If you haven't been to Galena, Ill., you owe it to yourself to visit.
The historic town, located just south of the Wisconsin border, became rich as a lead and zinc mining community and as the home of General and, later, President Ulysses S. Grant.
Most of its buildings, built on a steep hillside, remain and its downtown area has a charm pretty much unmatched. Needless to say, Galena has, over the decades, also been memorialized in picture postcards.
And that's where Kay Price and Marian Hendricks' book, "Galena" (Arcadia Publishing: $19.99), comes in.
The 128-page book is a compilation of dozens of postcards that tell the city's history.
We see cards featuring platoons of Boy Scouts, who have been coming to the city to visit Grant's statue since the early 1900s.

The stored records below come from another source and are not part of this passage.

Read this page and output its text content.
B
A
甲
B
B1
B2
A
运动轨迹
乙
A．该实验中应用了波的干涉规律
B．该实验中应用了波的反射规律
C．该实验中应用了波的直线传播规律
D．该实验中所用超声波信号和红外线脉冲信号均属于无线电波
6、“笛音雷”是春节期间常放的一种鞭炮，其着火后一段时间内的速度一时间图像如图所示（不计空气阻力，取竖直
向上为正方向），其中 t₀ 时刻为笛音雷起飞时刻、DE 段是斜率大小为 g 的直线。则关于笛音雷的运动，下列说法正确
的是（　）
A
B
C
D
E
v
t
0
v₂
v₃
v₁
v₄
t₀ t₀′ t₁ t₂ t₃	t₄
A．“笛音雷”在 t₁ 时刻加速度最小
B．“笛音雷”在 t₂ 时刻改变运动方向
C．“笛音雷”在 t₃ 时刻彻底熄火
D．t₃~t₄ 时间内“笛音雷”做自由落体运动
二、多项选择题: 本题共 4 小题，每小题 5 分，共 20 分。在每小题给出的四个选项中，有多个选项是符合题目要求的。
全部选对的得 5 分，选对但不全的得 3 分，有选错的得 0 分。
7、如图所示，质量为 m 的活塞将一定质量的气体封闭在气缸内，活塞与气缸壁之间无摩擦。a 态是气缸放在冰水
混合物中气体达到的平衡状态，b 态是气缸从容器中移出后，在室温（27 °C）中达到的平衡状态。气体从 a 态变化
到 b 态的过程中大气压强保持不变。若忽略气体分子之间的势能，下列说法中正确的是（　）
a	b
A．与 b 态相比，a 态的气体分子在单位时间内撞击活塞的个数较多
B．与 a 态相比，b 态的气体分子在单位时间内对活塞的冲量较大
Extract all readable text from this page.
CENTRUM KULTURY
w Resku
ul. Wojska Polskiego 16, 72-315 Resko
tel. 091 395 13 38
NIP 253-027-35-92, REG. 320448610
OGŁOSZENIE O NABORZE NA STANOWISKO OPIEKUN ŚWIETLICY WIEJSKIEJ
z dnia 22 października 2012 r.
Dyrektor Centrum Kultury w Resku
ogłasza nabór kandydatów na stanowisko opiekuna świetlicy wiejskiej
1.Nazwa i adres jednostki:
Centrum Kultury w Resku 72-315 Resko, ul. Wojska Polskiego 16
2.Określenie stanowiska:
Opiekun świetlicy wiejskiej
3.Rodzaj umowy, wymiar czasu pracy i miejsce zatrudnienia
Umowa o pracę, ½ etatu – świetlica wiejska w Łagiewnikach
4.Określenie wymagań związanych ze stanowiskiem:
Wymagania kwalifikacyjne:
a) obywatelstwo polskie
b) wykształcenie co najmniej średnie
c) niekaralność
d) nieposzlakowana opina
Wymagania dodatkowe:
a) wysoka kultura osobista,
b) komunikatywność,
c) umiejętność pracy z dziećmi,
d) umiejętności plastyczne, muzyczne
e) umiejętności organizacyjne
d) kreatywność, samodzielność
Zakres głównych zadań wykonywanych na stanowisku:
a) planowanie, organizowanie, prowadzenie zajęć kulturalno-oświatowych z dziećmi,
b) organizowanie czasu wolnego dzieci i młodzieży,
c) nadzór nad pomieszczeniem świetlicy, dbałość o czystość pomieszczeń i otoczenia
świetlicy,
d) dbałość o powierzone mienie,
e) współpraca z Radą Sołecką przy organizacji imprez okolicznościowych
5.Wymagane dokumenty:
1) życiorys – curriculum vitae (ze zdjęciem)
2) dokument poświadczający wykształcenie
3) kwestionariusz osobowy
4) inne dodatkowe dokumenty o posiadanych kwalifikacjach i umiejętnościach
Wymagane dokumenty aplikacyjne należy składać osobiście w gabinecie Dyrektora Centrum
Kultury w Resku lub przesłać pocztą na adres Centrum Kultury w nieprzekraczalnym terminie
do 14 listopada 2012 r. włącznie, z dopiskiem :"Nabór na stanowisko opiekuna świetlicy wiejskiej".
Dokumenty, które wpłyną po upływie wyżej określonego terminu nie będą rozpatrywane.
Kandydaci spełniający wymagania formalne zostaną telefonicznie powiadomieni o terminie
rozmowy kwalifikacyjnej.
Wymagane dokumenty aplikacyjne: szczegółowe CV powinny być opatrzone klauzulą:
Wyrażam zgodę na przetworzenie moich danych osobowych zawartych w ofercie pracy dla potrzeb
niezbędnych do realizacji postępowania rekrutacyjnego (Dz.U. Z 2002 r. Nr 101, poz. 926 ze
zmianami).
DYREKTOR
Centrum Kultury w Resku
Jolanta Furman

We see a European fountain presented to the city by the Ladies Auxiliary in 1891 and a gazebo bandstand built in 1900.
We see lots of postcards memorializing Grant's home, a large brick structure on the city's outskirts, and, of course, we see church after church after church.
Steamboats used to serve the community and one of the postcards portrays the Arthur S, one of 10 steamboats that came to the city each day to transport lead ore. An accompanying text notes that "as the logging business stripped the hills of their trees, the dirt from the hillsides filled in the river with silt. The steamboats could no longer navigate through the narrowed channel."